First author

As social creatures, humans must be able to distinguish allies from adversaries. Adult humans rapidly and unconsciously evaluate others on both behaviour and physical features. But can infants do the same? Kiley Hamlin, a graduate student at Yale University, and her colleagues set out to answer this question using puppet shows depicting helping and hindering behaviour. On page 557, they report that even 6-month-old infants have a surprisingly uniform ability to choose 'good' guys over 'bad'.

Why study infant social skills?

Infants have an 'untouched' nature — they are pre-linguistic and have been explicitly taught very little — so they can give us a sense of the underlying capabilities of humans. Adults are automatic evaluators of others' behaviour. If this evaluation is so pervasive in adults and essential for survival in a social world, we proposed that infants should be able to do it too. But, until now, nobody has reported any work in children younger than three years old.

Did you find what you expected?

We were intrigued by the dissociation we found between infants' ability to predict others' social preferences (indicated by their looking time) and the infants' expression of their own preferences (indicated by their reaching behaviour). We found that infants have their own strong preferences before they are able to predict what others should prefer.

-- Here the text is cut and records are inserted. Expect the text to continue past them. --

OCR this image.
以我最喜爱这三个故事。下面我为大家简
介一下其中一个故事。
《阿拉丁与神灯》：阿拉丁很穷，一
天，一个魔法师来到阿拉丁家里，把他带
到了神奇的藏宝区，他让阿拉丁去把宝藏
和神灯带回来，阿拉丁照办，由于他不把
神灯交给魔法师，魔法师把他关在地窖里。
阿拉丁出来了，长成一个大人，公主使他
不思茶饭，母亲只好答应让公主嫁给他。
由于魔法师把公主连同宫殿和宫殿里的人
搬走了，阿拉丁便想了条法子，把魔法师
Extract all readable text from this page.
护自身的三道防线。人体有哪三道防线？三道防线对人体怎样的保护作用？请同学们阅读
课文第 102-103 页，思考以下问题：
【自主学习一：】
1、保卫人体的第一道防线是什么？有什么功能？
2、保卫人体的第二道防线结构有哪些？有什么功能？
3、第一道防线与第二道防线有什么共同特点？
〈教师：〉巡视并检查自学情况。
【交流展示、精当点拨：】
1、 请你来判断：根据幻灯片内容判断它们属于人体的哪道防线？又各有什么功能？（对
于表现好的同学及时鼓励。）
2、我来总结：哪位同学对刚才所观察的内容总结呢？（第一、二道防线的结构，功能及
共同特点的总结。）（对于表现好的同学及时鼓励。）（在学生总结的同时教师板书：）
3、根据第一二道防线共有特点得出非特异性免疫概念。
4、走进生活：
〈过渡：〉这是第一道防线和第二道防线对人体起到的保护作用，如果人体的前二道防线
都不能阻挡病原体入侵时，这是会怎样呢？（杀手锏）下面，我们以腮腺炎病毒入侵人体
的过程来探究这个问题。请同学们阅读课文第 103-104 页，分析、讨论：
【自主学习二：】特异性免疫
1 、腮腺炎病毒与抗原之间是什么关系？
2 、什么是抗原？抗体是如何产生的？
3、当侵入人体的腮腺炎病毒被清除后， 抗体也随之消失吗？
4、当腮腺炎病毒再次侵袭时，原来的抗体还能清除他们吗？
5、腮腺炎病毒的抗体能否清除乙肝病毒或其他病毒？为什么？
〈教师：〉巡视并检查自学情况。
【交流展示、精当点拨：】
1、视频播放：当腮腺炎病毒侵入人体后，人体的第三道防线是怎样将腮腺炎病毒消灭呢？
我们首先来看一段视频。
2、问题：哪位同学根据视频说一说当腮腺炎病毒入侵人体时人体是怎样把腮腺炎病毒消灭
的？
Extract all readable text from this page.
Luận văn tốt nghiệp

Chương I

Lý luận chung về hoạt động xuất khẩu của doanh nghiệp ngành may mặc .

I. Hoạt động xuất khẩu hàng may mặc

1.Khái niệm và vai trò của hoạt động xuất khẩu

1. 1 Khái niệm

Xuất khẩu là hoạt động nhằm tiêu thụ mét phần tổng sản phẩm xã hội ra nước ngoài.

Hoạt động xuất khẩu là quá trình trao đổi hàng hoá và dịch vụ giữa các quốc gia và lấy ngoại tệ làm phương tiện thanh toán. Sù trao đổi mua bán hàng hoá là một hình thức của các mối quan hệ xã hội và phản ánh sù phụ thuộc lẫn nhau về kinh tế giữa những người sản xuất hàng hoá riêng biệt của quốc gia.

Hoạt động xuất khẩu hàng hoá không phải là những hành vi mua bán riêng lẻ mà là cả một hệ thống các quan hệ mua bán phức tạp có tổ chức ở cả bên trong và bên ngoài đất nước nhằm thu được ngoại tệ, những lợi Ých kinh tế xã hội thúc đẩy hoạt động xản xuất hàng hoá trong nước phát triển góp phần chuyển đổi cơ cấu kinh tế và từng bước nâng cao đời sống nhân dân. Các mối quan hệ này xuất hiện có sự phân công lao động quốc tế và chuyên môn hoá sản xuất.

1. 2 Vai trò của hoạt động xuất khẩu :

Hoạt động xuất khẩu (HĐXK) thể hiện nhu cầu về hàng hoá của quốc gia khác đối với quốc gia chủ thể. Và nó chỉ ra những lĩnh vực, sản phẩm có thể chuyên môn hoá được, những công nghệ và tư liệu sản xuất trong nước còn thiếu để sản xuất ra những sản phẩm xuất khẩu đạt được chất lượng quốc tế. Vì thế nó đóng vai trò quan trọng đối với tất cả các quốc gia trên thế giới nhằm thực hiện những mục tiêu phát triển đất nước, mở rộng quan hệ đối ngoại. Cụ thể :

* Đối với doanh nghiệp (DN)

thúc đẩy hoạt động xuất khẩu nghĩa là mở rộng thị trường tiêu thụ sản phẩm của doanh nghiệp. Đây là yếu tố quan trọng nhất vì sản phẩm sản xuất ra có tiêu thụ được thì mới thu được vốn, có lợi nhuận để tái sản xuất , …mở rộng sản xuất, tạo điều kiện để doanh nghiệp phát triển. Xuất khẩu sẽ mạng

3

What was the biggest surprise?

We were shocked by the strength of the responses. We thought infants would be sensitive to the behaviour of others, but didn't anticipate the extent of this. Infant research rarely achieves anywhere close to a 100% response rate. We used physically neutral 'puppets' — circles, squares or triangles with affixed eyes — to role play the behaviours. And we expected some infants' shape or colour preferences to influence their choice, but, in our experiments, almost every single baby chose to play with the helper puppet over the hinderer after watching their behaviour.

If infants can distinguish good and bad, how does ugly factor in?

Infants are definitely savvy. They are always evaluating other people. There's a lot of research showing that babies prefer to look at attractive over unattractive people. In addition to evaluating others on the basis of surface characteristics, however, our work shows that they also base decisions on internal characteristics. But we don't yet know how they integrate these features — in other words, how they would rank an 'ugly helper'.